I am having issues when using cluster with the vsearch (method=agc). My fasta file is aligned and preclustered. It is huge (~7M sequences). Vsearch finishes clustering and produces the .uc and .log files. The largest cluster has over 3.7M sequences.

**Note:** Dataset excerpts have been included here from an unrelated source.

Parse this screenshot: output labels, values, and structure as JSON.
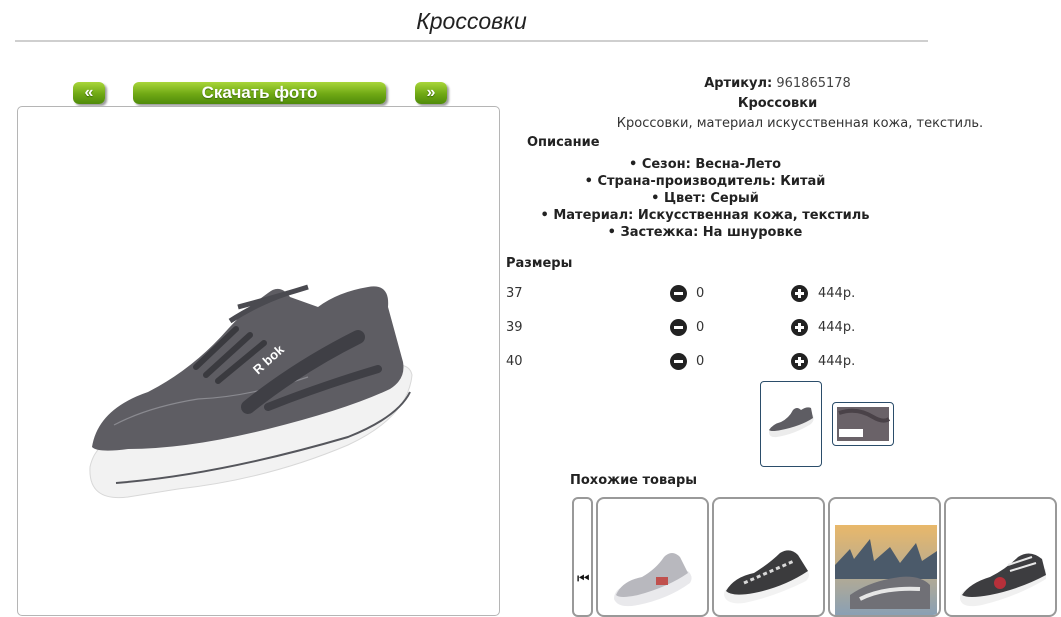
{
  "page": {
    "title": "Кроссовки"
  },
  "gallery": {
    "prev_label": "«",
    "download_label": "Скачать фото",
    "next_label": "»"
  },
  "product": {
    "article_label": "Артикул:",
    "article_value": "961865178",
    "name": "Кроссовки",
    "short_description": "Кроссовки, материал искусственная кожа, текстиль.",
    "description_heading": "Описание",
    "specs": [
      "Сезон: Весна-Лето",
      "Страна-производитель: Китай",
      "Цвет: Серый",
      "Материал: Искусственная кожа, текстиль",
      "Застежка: На шнуровке"
    ]
  },
  "sizes": {
    "heading": "Размеры",
    "rows": [
      {
        "size": "37",
        "qty": "0",
        "price": "444р."
      },
      {
        "size": "39",
        "qty": "0",
        "price": "444р."
      },
      {
        "size": "40",
        "qty": "0",
        "price": "444р."
      }
    ]
  },
  "similar": {
    "heading": "Похожие товары",
    "prev_icon": "skip-back-icon"
  },
  "colors": {
    "button_green": "#6fa814",
    "thumb_border": "#2b4d6a"
  }
}
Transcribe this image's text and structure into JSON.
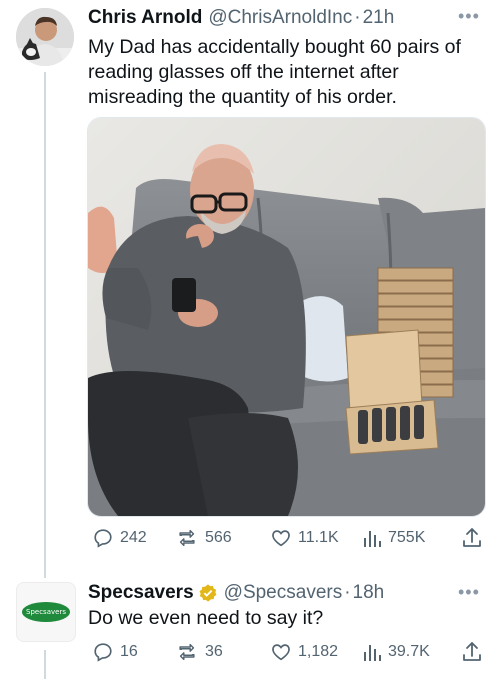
{
  "tweet1": {
    "display_name": "Chris Arnold",
    "handle": "@ChrisArnoldInc",
    "time": "21h",
    "text_lines": [
      "My Dad has accidentally bought 60 pairs of",
      "reading glasses off the internet after",
      "misreading the quantity of his order."
    ],
    "stats": {
      "replies": "242",
      "retweets": "566",
      "likes": "11.1K",
      "views": "755K"
    }
  },
  "tweet2": {
    "display_name": "Specsavers",
    "handle": "@Specsavers",
    "time": "18h",
    "text": "Do we even need to say it?",
    "avatar_text": "Specsavers",
    "stats": {
      "replies": "16",
      "retweets": "36",
      "likes": "1,182",
      "views": "39.7K"
    }
  },
  "icons": {
    "reply": "reply-icon",
    "retweet": "retweet-icon",
    "like": "heart-icon",
    "views": "views-icon",
    "share": "share-icon",
    "verified": "verified-badge-icon",
    "more": "more-icon"
  },
  "colors": {
    "text": "#0f1419",
    "secondary": "#536471",
    "specsavers_green": "#1f8a3b",
    "verified_gold": "#e2b719"
  }
}
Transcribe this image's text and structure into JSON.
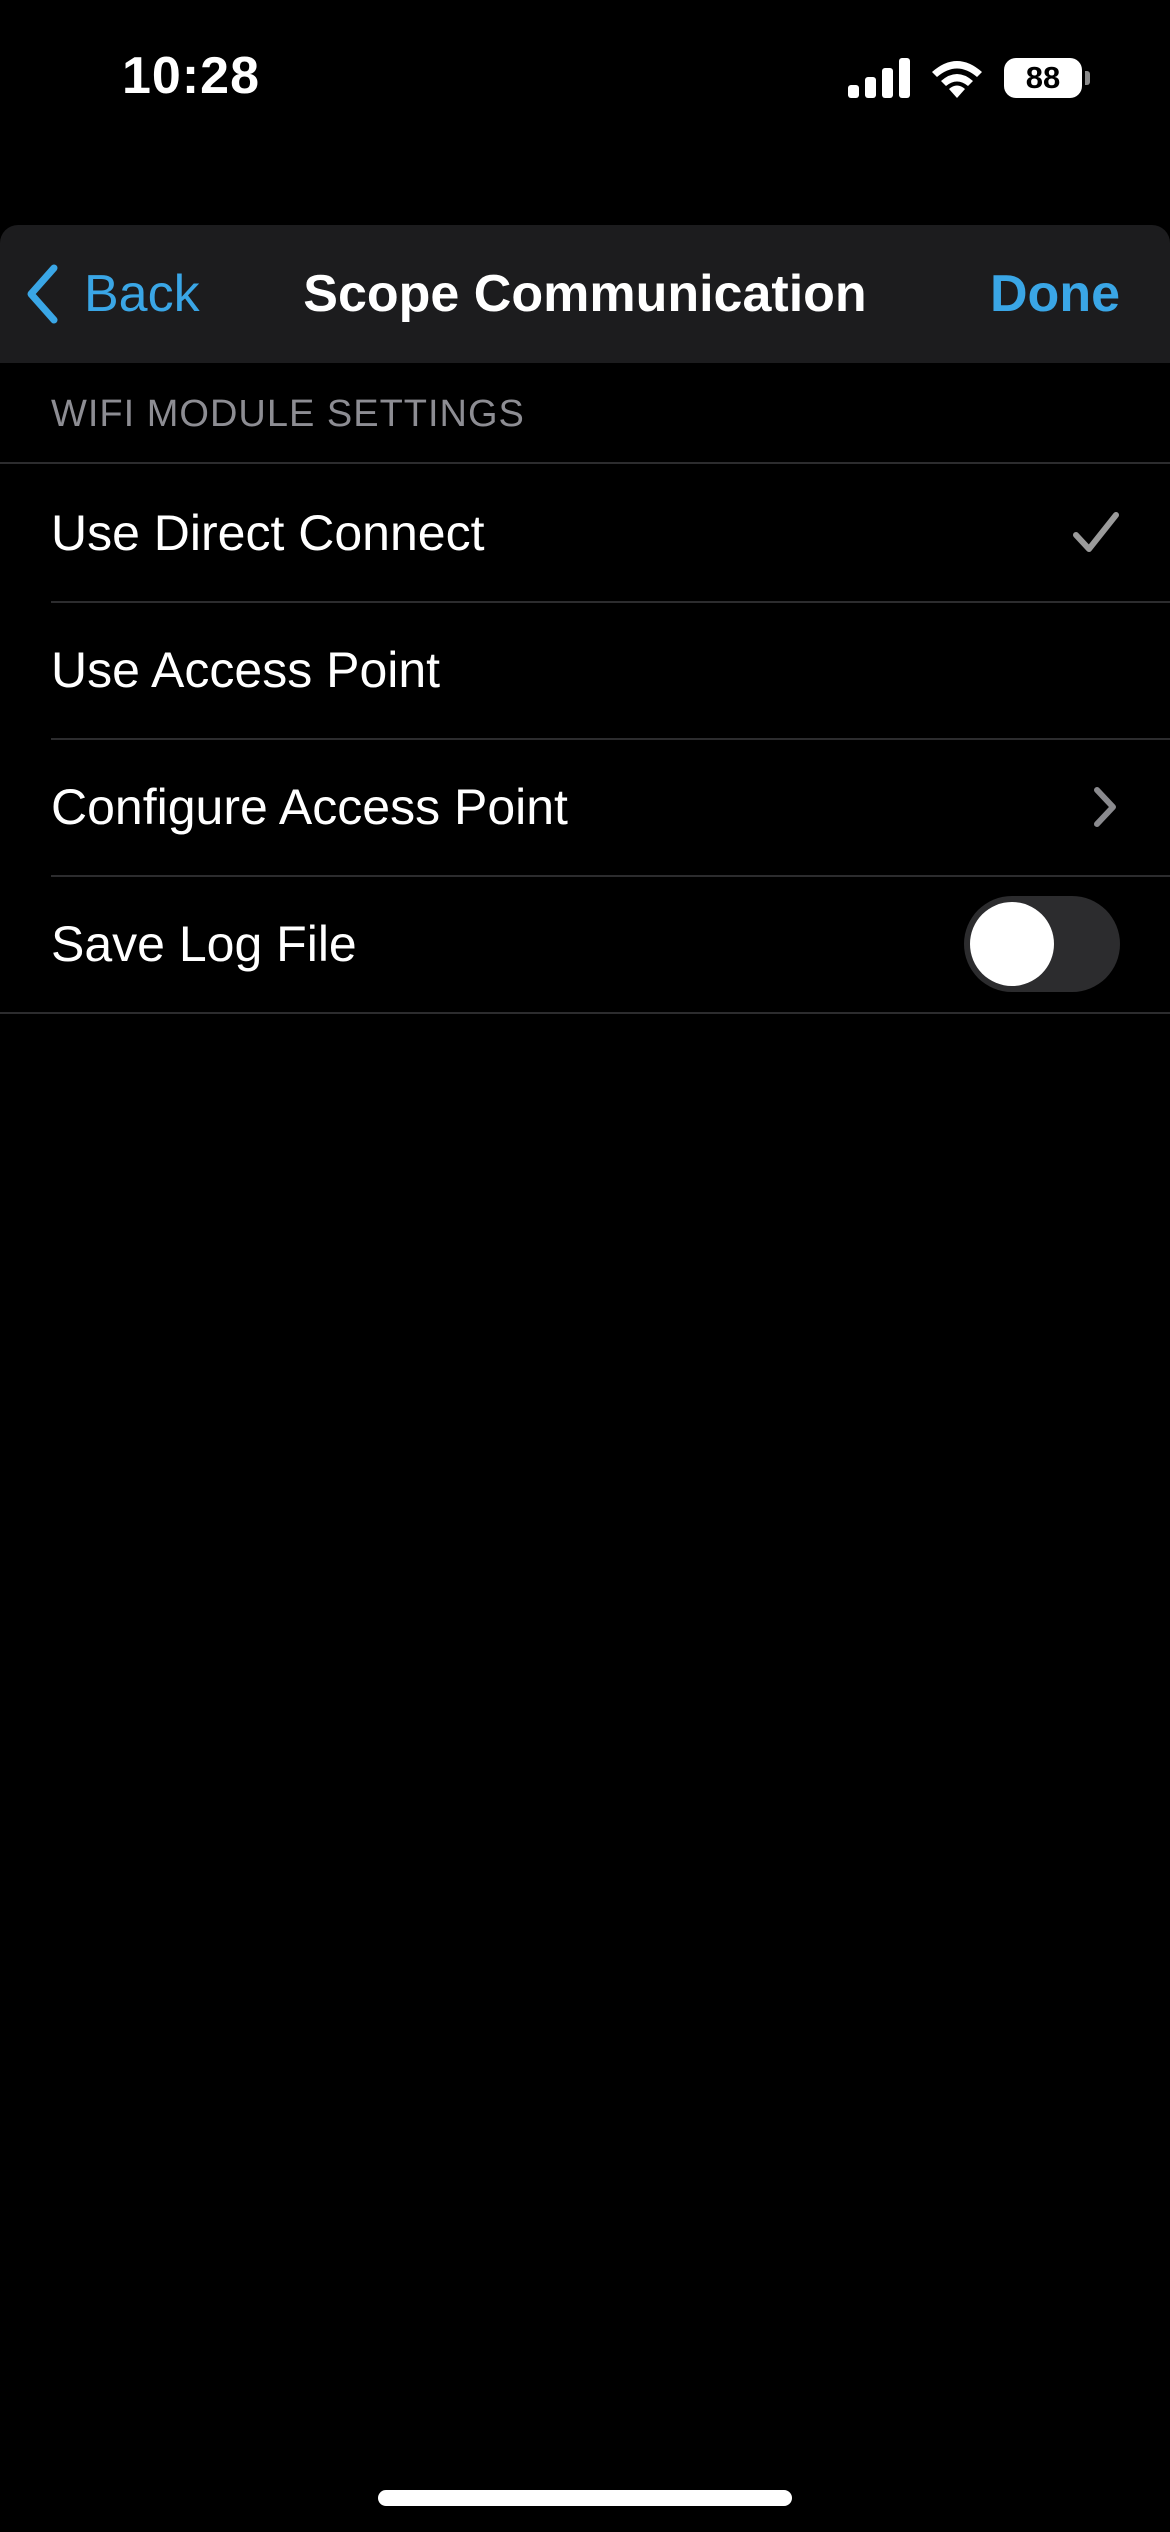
{
  "status_bar": {
    "time": "10:28",
    "battery_level": "88",
    "icons": [
      "signal-icon",
      "wifi-icon",
      "battery-icon"
    ]
  },
  "nav": {
    "back_label": "Back",
    "title": "Scope Communication",
    "done_label": "Done",
    "accent_color": "#3aa6e6"
  },
  "section": {
    "header": "WIFI MODULE SETTINGS",
    "rows": [
      {
        "label": "Use Direct Connect",
        "accessory": "checkmark-icon",
        "selected": true
      },
      {
        "label": "Use Access Point",
        "accessory": "none",
        "selected": false
      },
      {
        "label": "Configure Access Point",
        "accessory": "chevron-right-icon"
      },
      {
        "label": "Save Log File",
        "accessory": "toggle",
        "toggle_on": false
      }
    ]
  },
  "colors": {
    "background": "#000000",
    "nav_background": "#1c1c1e",
    "separator": "#2c2c2e",
    "secondary_text": "#8d8d93"
  }
}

The list is not created and it looks like it is just sitting there doing nothing.
Here is what is in the log file:
vsearch v2.17.1_linux_x86_64, 92.9GB RAM, 32 cores
/opt/mothur/1.48.0/prebuilt//vsearch --maxaccepts=16 --threads=32 --usersort --id=0.94 --minseqlength=30 --wordlength=8 --uc=Beavers_B.trim.contigs.good.filter.good.precluster.fasta.sorted.fasta.temp.clustered.uc --cluster_smallmem=Beavers_B.trim.contigs.good.filter.good.precluster.fasta.sorted.fasta.temp --maxrejects=64 --strand=both --log=Beavers_B.trim.contigs.good.filter.good.precluster.fasta.sorted.fasta.temp.clustered.log --sizeorder
Started Wed Jan 22 11:58:40 2025
2224429547 nt in 7324114 seqs, min 240, max 602, avg 304
Alphabet nt
Word width 8
Word ones 8
Spaced No
Hashed No
Coded No
Stepped No
Slots 65536 (65.5k)
DBAccel 100%
Clusters: 9309 Size min 1, max 3790290, avg 786.8
Singletons: 4966, 0.1% of seqs, 53.3% of clusters
Finished Wed Jan 22 12:20:41 2025
Elapsed time 22:01
Max memory 6.0GB
The fasta file is 26.8 GB and the count is close to 0.8 GB. Do you think this is a memory issue?